We probably are at fault to some extent, but it’s possible to be so gaslighted, or hazed, or blindsided, or even just in love with that person so much that we don’t see it. Of course, that makes the aftershock and the effects so much worse for us when we eventually do realize what we’ve been putting up with.
The Consequences of Enabling Bad Behavior
When we reward bad behavior, even by just explaining it away or excusing it, we shouldn’t expect anything else.
The bare minimum in a relationship can look like a lot of things. Maybe it’s not doing chores around the house and playing video games all day. But maybe it’s more than that. Maybe it looks like him being constantly dependent on you, even if he’s a grown adult. Maybe it looks like someone who refuses to communicate, but resents you for not knowing or understanding what they’re thinking. Maybe it’s playing mind games, and pushing you away just so they can reel you back in. Maybe it’s leaving you to figure the big things out by yourself, whether it’s your relationship or your problems that you have as an individual that you should be sharing.
Sacrificing your own health and happiness shouldn’t be a consequence of being dedicated to your partner.
If this sounds like you or a past relationship, there is a silver lining. Psychologists say that intelligent women often have toxic romantic relationships because they’re convinced they can work hard enough to make the relationship a success. But sacrificing your own emotional and mental health and happiness shouldn’t be a consequence of being smart and being dedicated to your partner.
If there’s one thing we know about bad relationships, it’s that we always deserve better than we think we do.
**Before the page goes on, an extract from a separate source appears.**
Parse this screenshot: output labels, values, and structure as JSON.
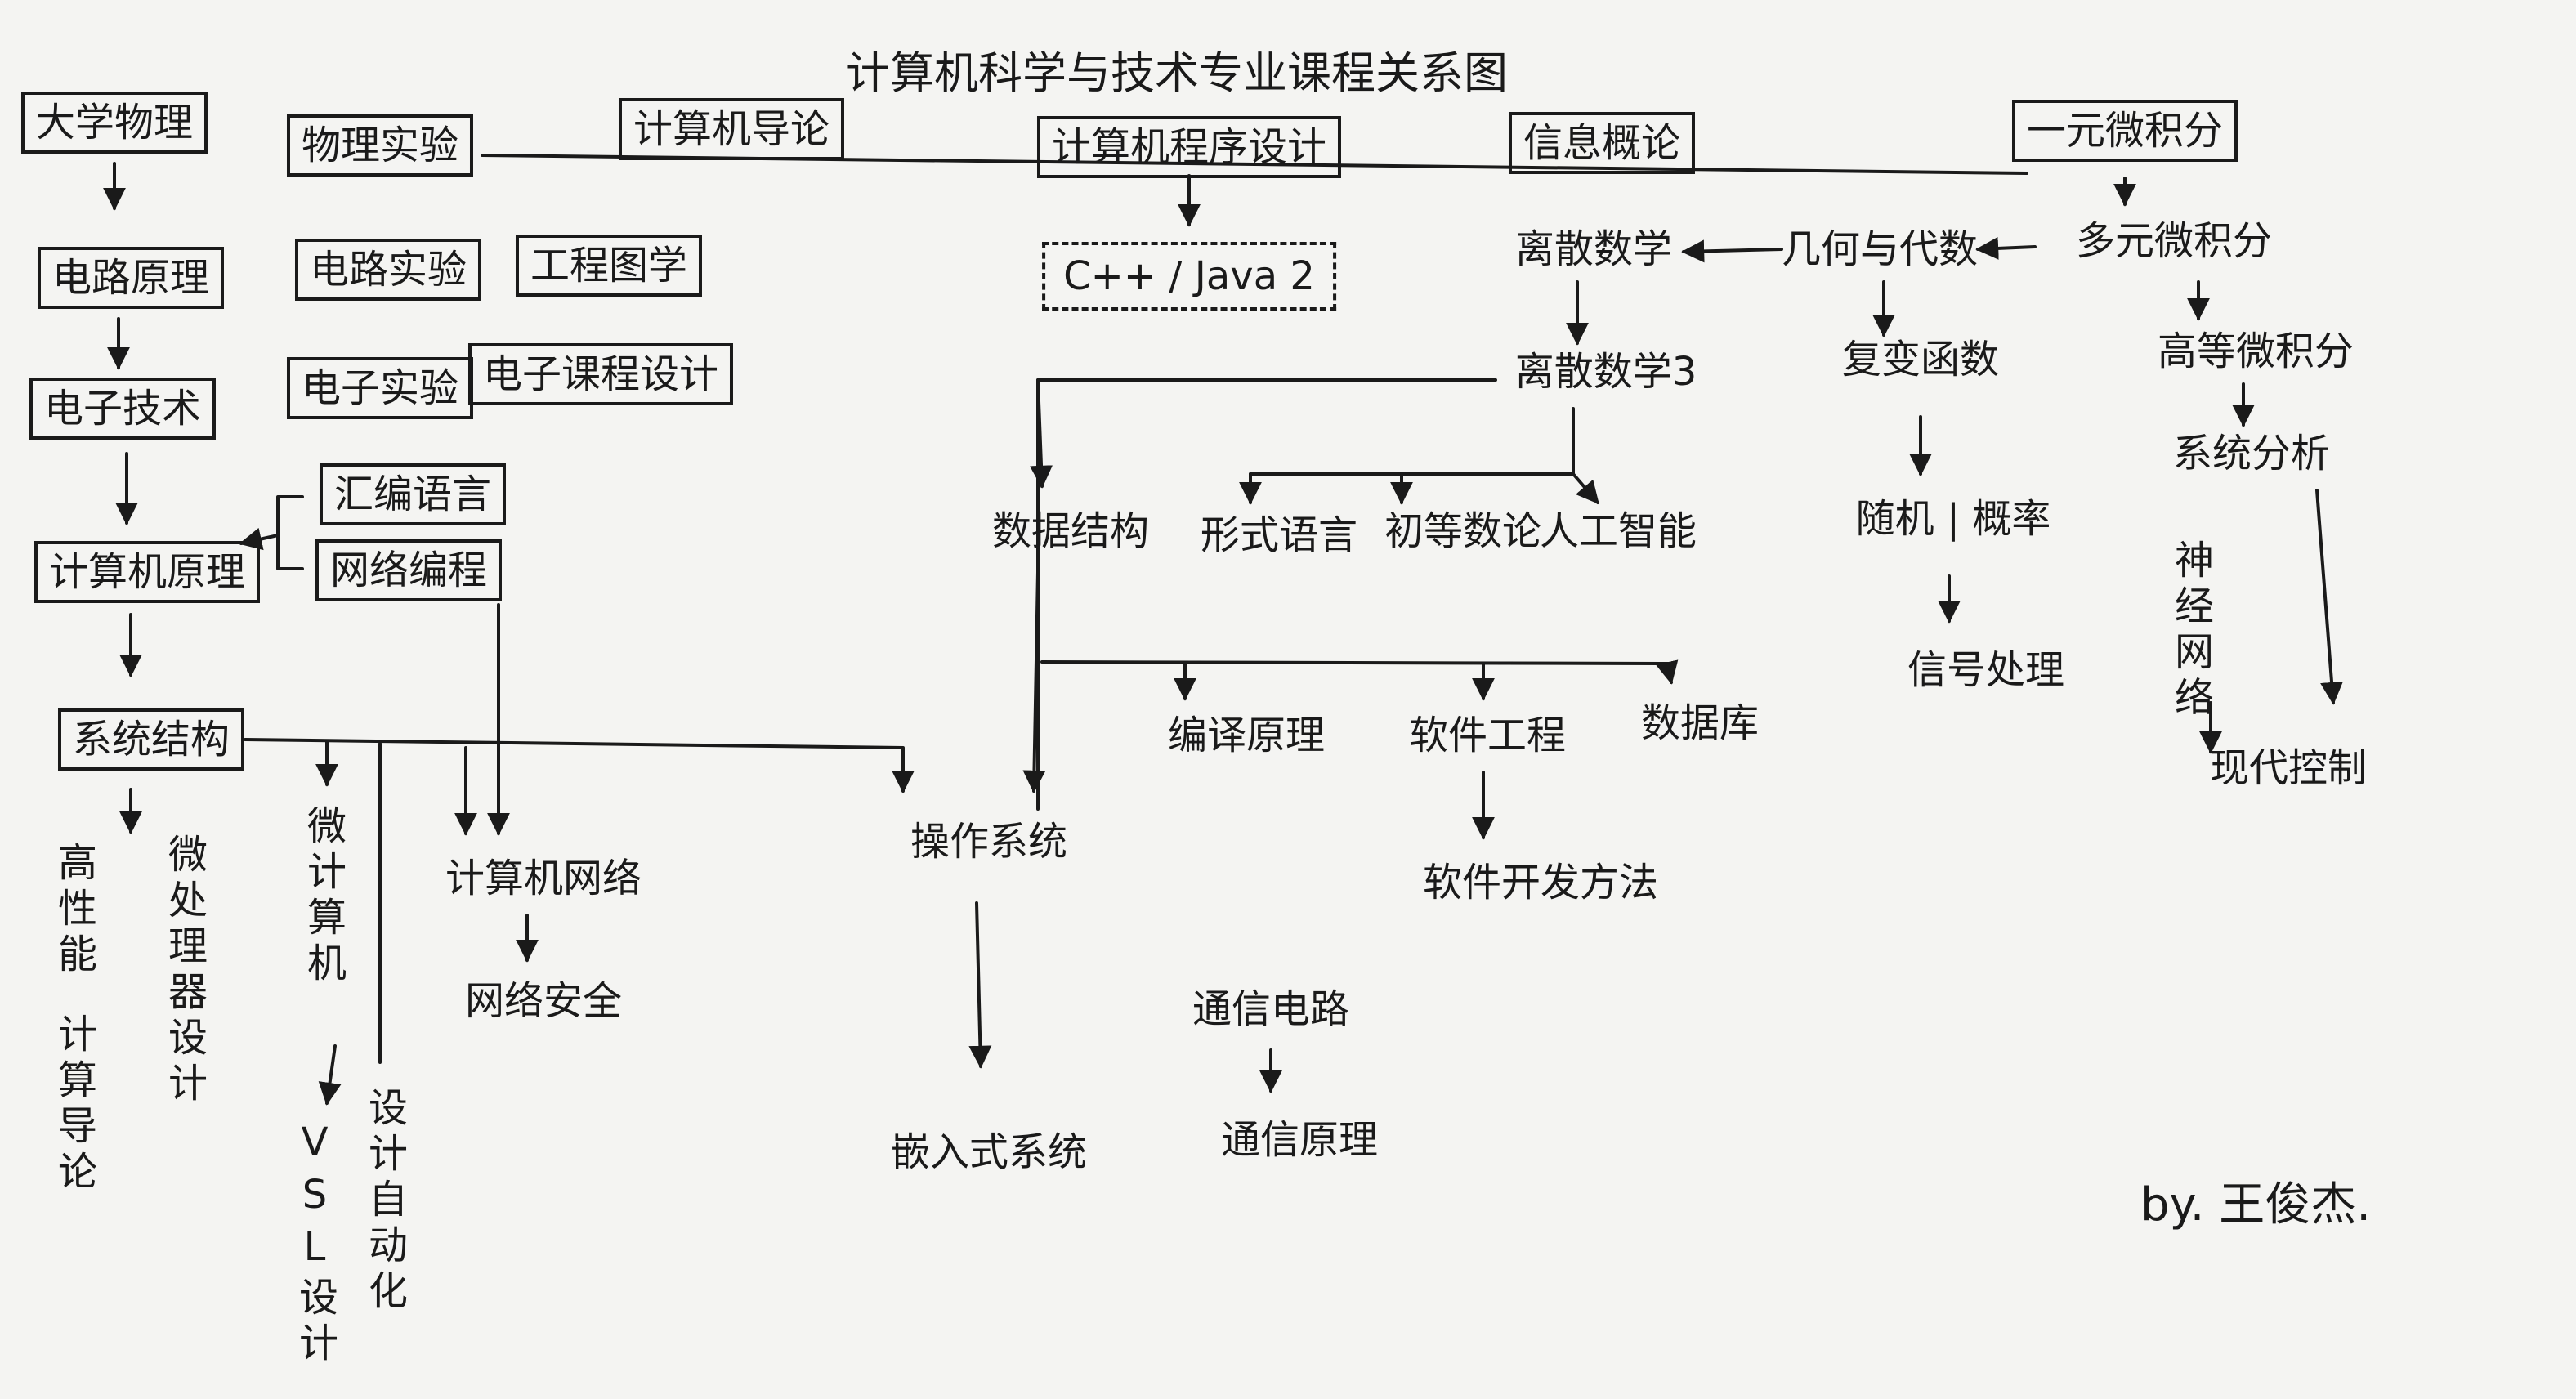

If you’re in the early stages and not getting what you need, or even if you’re years into a relationship, now is the time to act. If you want a text making sure you got home safe, find that guy. If you want flowers on your birthday or chocolates on Valentine’s Day, look for that guy. If you want the laundry done or the dishwasher unloaded, search for that guy. If you desperately want something better, something that you’re not getting, it doesn’t make you selfish or entitled. It means that you’re not getting what you need, but there could be someone out there wanting nothing more than to give it to you.